Alfred took his time opening the door. “This ain’t working,” he said.

“Is Mama asleep?”

“Uh, let’s see. Woman her age work all night. Guess she’d sleep in the day.”

I gave him a look.

In the bedroom I locked the door and opened the window. In the window next door I saw an elderly man and woman watching a soap opera. They would think I was smoking pipe tobacco.

In the brief sharpness I heard birds chirping and singing, dogs barking; I heard my heart thumping; I heard Alfred fumbling around in the kitchen; I heard my mama snoring; and I heard bells, faint at first and then getting louder, coming closer…Then everything went silent.
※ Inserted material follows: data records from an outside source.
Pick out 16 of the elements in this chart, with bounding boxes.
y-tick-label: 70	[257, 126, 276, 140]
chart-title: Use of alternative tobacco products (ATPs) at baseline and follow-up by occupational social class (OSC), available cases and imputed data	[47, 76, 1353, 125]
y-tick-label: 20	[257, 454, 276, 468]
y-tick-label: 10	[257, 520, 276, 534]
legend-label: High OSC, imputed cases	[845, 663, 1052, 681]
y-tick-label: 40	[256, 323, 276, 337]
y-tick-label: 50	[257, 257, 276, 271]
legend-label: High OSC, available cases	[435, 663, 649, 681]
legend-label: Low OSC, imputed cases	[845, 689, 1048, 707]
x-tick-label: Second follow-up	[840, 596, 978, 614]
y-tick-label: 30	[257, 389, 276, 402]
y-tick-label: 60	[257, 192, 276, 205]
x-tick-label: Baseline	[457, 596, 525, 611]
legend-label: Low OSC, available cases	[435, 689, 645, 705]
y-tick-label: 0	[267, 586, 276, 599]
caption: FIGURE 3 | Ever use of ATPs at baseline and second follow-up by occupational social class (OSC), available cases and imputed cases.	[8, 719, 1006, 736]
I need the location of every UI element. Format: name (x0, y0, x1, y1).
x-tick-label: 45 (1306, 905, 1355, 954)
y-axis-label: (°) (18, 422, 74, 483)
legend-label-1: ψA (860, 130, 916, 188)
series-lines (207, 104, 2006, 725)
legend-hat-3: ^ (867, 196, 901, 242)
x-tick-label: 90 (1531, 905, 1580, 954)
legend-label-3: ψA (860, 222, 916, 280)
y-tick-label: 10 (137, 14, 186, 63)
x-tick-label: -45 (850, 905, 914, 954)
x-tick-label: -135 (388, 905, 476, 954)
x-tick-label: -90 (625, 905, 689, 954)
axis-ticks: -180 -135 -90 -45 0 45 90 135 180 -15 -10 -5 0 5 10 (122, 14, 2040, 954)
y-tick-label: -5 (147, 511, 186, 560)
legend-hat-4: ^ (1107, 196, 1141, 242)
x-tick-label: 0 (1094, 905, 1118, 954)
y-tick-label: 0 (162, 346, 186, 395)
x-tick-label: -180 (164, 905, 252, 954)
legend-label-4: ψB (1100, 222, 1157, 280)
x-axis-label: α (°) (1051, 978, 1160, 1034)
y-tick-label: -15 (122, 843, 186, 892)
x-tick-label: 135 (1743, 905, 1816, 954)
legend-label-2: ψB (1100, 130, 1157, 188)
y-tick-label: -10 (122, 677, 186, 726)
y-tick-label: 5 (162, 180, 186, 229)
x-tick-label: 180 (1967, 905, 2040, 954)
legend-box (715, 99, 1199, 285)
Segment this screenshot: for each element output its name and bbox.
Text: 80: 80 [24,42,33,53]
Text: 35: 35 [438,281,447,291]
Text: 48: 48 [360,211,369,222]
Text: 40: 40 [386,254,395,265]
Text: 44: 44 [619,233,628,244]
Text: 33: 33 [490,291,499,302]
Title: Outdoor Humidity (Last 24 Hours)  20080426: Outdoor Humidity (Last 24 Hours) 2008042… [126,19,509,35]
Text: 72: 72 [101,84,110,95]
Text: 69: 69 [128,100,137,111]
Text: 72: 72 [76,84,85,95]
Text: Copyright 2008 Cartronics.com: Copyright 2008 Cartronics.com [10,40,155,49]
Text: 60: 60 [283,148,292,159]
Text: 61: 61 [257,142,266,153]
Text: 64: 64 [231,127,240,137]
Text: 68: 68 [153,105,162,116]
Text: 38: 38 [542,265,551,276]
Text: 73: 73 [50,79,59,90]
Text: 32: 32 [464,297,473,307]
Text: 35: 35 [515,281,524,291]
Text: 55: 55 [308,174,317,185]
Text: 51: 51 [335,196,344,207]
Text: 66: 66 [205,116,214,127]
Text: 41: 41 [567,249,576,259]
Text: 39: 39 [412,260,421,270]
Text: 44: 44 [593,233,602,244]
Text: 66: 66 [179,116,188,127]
Later, Mama turned the doorknob and then knocked. “John, are you up?”

I didn’t answer.

Alfred knocked on the door. “Open this door. What you doing in there? Open this door.”

I told him to wait a minute and closed the window. In the mirror above the dresser I saw my image.
Shit!
Blotches of sweat covered my face and my eyes were bucked wide. He knocked again, harder.